« A voté » sous la contrainte

La France est un pays qui prend soin de la santé de ses administrés, quitte à les rudoyer quelque peu en les assommant d’injonctions nutritionnelles comminatoires telles la célèbre « manger 5 fruits et légumes par jour » qui correspondrait à ingurgiter la dose quotidienne de vitamines, minéraux et fibres nécessaire à l’organisme sans qu’il soit précisé si le consommateur obéissant a ingéré en même temps une quantité substantielle de pesticides.
Le citoyen modèle sait qu’il lui faut pratiquer une activité physique régulière, éviter de manger trop gras, trop sucré, trop salé et ne pas grignoter entre les repas mais il semble oublier son devoir le plus sacré, s’il veut pérenniser l’esprit Charlie si cher à nos gouvernants, celui d’aller voter.
Ainsi le bon docteur Bartolone qui a été appelé au chevet de notre démocratie a fort bien décrit son triste état de santé « notre République est aujourd'hui malade de phénomènes de repli, de cloisonnement, d'entre-soi » et déploré que « les absents des marches des 10 et 11 janvier » se soient mis à l’écart du sentiment d’appartenance républicaine.
Après avoir posé ce diagnostic impitoyable, il propose de mettre en place une médication radicale, en forme d’injonction thérapeutique, l’obligation pour tout citoyen d’aller déposer son bulletin dans l’urne quand on le sollicite.
C’est une mesure qui devrait plaire aux poissons pour lesquels les jours de scrutins seraient décrétés jours féries mais c’est oublier un peu vite que l’électeur, même non pécheur à la ligne, agit comme un consommateur et si l’offre politique qu’on lui présente à l’étal ne lui convient pas, il n’achète pas.
Votez, c’est un ordre ! c’est le nouveau slogan lancé par Barto du haut de son perchoir, vous n’aimez pas ce qu’on vous propose à la cantine, il faudra vous forcer, cesser de faire les difficiles, sous peine de sanctions. A la célèbre expression « a voté » prononcée lorsque vous introduisez votre bulletin dans l’urne, vous pourrez ajouter avec un rictus désapprobateur « sous la contrainte ».
Le Président de l’Assemblée qui se rase tous les matins en se rêvant sous-calife à la place de l’actuel tenancier de Matignon devrait plutôt s’interroger sur les raisons qui poussent une part de plus en plus importante de français à l’abstention.
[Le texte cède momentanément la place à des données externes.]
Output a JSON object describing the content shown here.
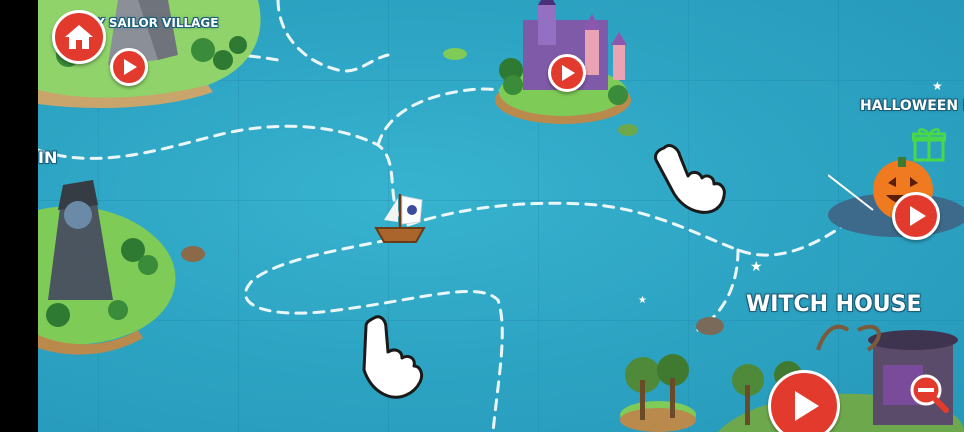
{
  "labels": {
    "sailor_village": "Y SAILOR VILLAGE",
    "left_partial": "IN",
    "halloween": "HALLOWEEN MA",
    "witch_house": "WITCH HOUSE"
  },
  "icons": {
    "home": "home-icon",
    "play": "play-icon",
    "zoom_out": "zoom-out-icon",
    "tap_hand": "tap-hand-icon",
    "gift": "gift-icon",
    "boat": "sailboat-icon"
  },
  "colors": {
    "sea": "#2ea5c4",
    "button_red": "#e23b2e",
    "path_white": "#ffffff"
  }
}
Mais c’est sans doute trop lui demander que de l’inciter en compagnie de ses collègues à se livrer à un travail d’introspection collective pour tenter de comprendre la désaffection croissante du peuple pour la « chose publique »
C’est avec Michel Sapin le distingué penseur solférinien qui après avoir négocié avec virtuosité la courbe du chômage semble avoir retrouvé la sagesse du philosophe que nous terminerons ce billet « Le débat sur le vote obligatoire est un bon débat, mais je ne sais pas moi même comment je le conclurai dans ma tête » a t-il déclaré le jeudi 16 avril.
Il est donc urgent d’attendre que le grand argentier pour l’instant fort occupé à nettoyer les finances publiques ne se décide à faire le ménage dans sa tête, mais au moins cette lumineuse idée tant de fois resucée aura t-elle fait exister médiatiquement pour un moment le locataire du Palais Bourbon.